French word of the day: Les anniversaires
Published: November 14, 2024
And just like that it is nearly Christmas! The joke in amongst the French is that while the U.S. has Mariah Carey’s All I Want For Christmas Is You as the “official” kickoff to Christmas, in France it is hearing that the SNCF national rail workers are threatening to strike for the holidays.
(Yes, they strike nearly every Christmas and as a special this year, also threatened to strike at the Olympics, before they demands were quickly met by the govt.)
Anywhoo, I know there was a big presidential election in the U.S. and that the German government just collapsed last week (we presume the two things are not related). But since I am French and Canadian, I shall stick to topics I can vote in.
Instead, chez nous we are fully focused on birthdays. Specifically French kids’ birthdays (anniversaires).
As I mentioned last year, we have now moved to the ‘burbs, and this meant a whole new school and new school friends. In our old neighborhood, I knew a lot of the parents and their children since they were toddlers, since we tended to cross the same people at créche (nursery), maternelle, extra-curriculars, etc.
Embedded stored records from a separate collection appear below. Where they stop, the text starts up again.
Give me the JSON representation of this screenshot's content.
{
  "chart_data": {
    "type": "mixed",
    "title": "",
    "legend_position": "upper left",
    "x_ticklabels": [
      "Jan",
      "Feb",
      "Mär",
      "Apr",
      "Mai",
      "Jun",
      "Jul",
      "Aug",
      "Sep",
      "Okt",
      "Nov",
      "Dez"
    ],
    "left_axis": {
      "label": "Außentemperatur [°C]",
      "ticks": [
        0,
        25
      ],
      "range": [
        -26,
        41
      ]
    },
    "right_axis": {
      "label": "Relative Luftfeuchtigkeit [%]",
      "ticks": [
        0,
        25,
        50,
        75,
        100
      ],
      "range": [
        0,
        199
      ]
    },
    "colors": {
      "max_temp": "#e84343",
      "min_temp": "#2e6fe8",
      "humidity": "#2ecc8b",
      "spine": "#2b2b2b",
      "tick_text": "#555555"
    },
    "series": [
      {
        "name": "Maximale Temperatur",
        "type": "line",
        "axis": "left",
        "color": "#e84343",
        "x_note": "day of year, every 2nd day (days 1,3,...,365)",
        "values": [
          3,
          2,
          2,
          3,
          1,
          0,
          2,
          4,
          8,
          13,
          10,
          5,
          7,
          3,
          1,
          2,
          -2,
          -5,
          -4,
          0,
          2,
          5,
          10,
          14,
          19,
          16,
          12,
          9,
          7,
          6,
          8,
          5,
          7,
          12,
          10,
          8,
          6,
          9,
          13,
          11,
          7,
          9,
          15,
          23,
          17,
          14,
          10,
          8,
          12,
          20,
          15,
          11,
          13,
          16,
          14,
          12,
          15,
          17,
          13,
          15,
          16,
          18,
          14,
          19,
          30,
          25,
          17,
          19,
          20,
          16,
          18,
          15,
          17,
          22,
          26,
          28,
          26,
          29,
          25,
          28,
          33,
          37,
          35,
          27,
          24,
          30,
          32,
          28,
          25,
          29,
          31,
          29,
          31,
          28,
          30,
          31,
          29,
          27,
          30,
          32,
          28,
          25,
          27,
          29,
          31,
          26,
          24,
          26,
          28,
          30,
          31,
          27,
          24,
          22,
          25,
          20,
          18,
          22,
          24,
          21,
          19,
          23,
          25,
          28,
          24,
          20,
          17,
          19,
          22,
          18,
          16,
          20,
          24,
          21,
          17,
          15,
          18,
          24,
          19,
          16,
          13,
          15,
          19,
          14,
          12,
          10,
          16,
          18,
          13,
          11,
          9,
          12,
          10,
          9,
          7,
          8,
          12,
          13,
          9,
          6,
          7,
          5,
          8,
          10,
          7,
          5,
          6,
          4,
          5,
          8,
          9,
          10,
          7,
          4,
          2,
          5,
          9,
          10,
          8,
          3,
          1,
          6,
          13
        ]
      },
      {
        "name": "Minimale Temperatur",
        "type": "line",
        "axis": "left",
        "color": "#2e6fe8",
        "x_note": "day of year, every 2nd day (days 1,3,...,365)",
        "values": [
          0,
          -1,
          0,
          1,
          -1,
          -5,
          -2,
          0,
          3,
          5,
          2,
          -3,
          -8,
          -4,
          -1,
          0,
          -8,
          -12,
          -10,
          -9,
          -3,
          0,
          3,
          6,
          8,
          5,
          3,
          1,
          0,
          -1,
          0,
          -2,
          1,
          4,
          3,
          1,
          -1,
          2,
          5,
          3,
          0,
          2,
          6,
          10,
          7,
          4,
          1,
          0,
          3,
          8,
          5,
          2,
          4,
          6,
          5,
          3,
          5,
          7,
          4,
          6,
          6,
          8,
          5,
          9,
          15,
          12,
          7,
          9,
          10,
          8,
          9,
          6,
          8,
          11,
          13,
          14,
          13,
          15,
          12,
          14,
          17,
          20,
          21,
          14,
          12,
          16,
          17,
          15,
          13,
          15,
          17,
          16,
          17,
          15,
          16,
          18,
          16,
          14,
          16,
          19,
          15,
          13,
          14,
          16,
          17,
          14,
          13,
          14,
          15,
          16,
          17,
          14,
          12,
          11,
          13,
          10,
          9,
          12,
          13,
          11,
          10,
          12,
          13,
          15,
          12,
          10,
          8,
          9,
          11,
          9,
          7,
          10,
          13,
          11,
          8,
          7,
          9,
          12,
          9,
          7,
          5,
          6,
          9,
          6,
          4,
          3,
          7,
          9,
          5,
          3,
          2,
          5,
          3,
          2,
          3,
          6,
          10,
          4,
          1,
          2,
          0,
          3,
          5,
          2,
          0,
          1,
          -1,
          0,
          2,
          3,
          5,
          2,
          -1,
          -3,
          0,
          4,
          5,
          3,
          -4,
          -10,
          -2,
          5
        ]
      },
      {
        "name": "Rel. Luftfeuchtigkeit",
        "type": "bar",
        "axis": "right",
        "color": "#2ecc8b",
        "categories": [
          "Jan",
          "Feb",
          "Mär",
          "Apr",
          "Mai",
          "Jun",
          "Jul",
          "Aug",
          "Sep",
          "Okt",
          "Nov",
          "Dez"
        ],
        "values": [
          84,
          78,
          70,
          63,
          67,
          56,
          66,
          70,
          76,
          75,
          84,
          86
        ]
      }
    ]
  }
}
Here in the new ‘hood, since I didn’t have the phone numbers for any of the parents, I let my kids “overinvite” the number of kids we wanted to have over, presuming that it would be like a wedding where 30% of guests can’t make it. (Spoiler: it is more complicated than that.)
This meant we sent out a lot of invitations. In return, my kids are now invited to their parties.
And since French people won’t schedule events during the summer or October school holidays, and September was too early to have made friends, all these autumnal birthday parties are squished in the 6-8 weeks between now and the December Christmas holidays. (The day of the actual birthday doesn’t matter. One parent scheduled their January kid’s birthday in the middle of May.)
Parents will send out invites about 3-5 weeks in advance, trying to secure the best dates. The day of the week you pick is very important you see:
- Sunday afternoons are best, with the most likelihood of having all your invitees accept. Many shops are closed on Sunday, other than major commercial zones, so parents have plenty of time to chauffeur kids around.
- Saturday afternoons are acceptable, if another kid’s parent has already snatched up the Sunday. (There are some extracurriculars on Saturday however, so watch out.)
- And as in my last newsletter, no-school Wednesdays is the day you pick if you want to show your kid that you are making an effort, but don’t actually want a whole lot of kids to show up.
And to be clear, this is very much an event just for kids. French parents are just supposed to drop off their kids exactly on time and pick them up exactly on time, without asking any extraneous questions. The host parent may politely ask if you would like stay for a coffee, but you must refuse as the host has to get back to wrangling the little monsters.
It is to be a pure exercise in baby-sitting, where the drop-off adult is supposed to find a different activity to occupy themselves.
You the parent may stay for a few minutes at pick-up if you really want, but the host parent probably just wants silence, and they don’t remember which kid you came with anyway. It is not a moment to try to connect with other adults.
So never mind anything else on the schedule, my OH and I are now glorified social secretaries, personal shoppers and chauffeur.
Btw note to parents, if you live within 30 miles of a Disneyland (Paris), I highly recommend fobbing your kids off with a trip to Disney instead throwing them a birthday party. It is sooooo much simpler. (Caveat: it only works for a few years, until the kids become blasé to Disney.)
Cake anyone?
In other news:
- An interesting statistic making the rounds: the City of Paris has a shocking number of public employees absent from work any given day. The number of days absent per employee is apparently 39.6 days at the Paris City hall. For comparison it is 11.6 days/year in the private sector and 14.5 days in the public sector in France. But no matter, the poor management or the exploding €8.3billion city deficit, Mayor Anne Hidalgo is on Time’s 100 Climate 2024 list.
- Former socialist French President François Hollande is launching his own podcast « Un président devrait écouter ça », aiming for a political comeback. The first episode is going to be discussing the American election.
- President Macron is now a pet-owner. He was gifted two dogs, Jules and Jeanne by the President of Kazakhstan. (Don’t all presidential gifts revert back to the state, rather than the President? So I guess we are now all part-dog-parents of the Jules and Jeanne.)